• 2009-11-25
  • By Andrius Gabnys, Associated Lawyer

ECOVIS Miškinis, Kvainauskas ir partneriai advokatų kontora
Pylimo g. 6, Vilnius
Tel. 8 5 2124084; fax: 8 5 2122741

Over the last few months, the project for the new Gaming Law of the Republic of Lithuania has been considered. Gaming, according the Gaming Law, means the playing of a game or mutual betting in accordance with established regulations, where the participants, seeking to win money, voluntarily risk losing their stakes and where winnings or losses are determined by chance, the outcome of an event or a sports competition. The actual Law is highly criticized because of not keeping up with the latest technologies and possibilities in the gambling sector and the global situation in this sector as a whole.

Over the last few years some of the top online gambling organizer companies of the EU have been trying to step into the Lithuanian market, but the legal environment is still not modern enough for them. For example, the actual Law considers remote communication systems as a system which is used for placing stakes and paying out winnings through remote communication computer network terminals located in different places of the Republic of Lithuania and linked by way of telecommunications with the central host computer, which ensures a centralized recording of the stakes laid down and winnings paid out. Thus, Totalisator and betting winnings, according the Law, shall be paid out only in cash immediately upon the presentation of the winning card. There is no possibility to transfer the winnings to the winner’s bank account, which makes the online betting companies impossible to apply for a license in Lithuania.

In gaming establishments (casinos), gaming machine halls and bingo halls, according the Law, winnings shall be paid out only in cash immediately where the winnings do not exceed 100,000 litas (28,900 euros), or they shall be paid out not later than within 24 hours where the winnings exceed 100,000. At the player’s request, the winnings shall be paid out in cash or by a bank check or by transfer to the winner’s bank account. After all, there is no online casino definition in the actual Gaming Law. The project of the new Gaming Law determines precisely the online (remote) gambling mechanism concerning the online casinos, online betting, etc.

For example, the new Estonian Gambling Act recognizes the licenses of European Union gaming operators.
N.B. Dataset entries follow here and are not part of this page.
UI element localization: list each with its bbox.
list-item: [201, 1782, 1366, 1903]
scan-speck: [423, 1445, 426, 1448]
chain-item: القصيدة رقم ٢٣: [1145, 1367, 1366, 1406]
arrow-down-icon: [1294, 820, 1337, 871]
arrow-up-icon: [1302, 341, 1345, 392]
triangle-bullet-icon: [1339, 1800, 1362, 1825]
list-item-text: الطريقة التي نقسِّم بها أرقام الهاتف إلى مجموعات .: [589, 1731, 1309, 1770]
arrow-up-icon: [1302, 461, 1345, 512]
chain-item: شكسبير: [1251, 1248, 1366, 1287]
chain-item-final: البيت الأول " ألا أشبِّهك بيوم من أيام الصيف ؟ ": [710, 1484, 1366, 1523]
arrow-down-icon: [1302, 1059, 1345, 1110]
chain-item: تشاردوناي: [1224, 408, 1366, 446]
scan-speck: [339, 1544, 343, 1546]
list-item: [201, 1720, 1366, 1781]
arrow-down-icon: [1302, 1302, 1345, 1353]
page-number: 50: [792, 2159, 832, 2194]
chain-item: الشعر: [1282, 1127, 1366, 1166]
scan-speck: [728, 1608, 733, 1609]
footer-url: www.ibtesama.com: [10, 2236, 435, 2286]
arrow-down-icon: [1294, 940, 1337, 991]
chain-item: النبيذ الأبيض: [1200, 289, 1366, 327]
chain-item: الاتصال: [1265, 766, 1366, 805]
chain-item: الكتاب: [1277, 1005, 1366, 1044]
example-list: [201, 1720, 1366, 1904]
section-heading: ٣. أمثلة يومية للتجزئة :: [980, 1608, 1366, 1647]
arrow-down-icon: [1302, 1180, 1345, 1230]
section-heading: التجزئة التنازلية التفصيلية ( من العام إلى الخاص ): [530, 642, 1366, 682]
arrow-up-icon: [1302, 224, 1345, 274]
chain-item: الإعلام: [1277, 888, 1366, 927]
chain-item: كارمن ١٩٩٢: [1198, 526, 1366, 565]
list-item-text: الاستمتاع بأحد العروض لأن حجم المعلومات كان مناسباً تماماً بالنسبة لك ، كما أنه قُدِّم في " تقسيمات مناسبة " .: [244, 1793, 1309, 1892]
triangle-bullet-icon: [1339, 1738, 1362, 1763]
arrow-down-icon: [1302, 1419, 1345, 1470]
According to this Gambling Act, online (remote) casinos will be accessible from Jan. 1, 2010. The legislation aims to provide an attractive and trustworthy business environment for organizing remote gambling over the Internet from Estonia. The only online casinos not getting into the Estonian market are those that operate from outside of the EU.

All foreign gaming operators will have to pay a higher fee than Estonian operators to apply for a license to operate there. Another interesting option is that the Estonia Gambling Act does, however, allow the operators with the license to act on behalf of the company not having a license. It will be a rather big task for a gambling regulating institution to look after sub-contractors applying for licenses to operate on behalf of the online casinos from outside of the European Union.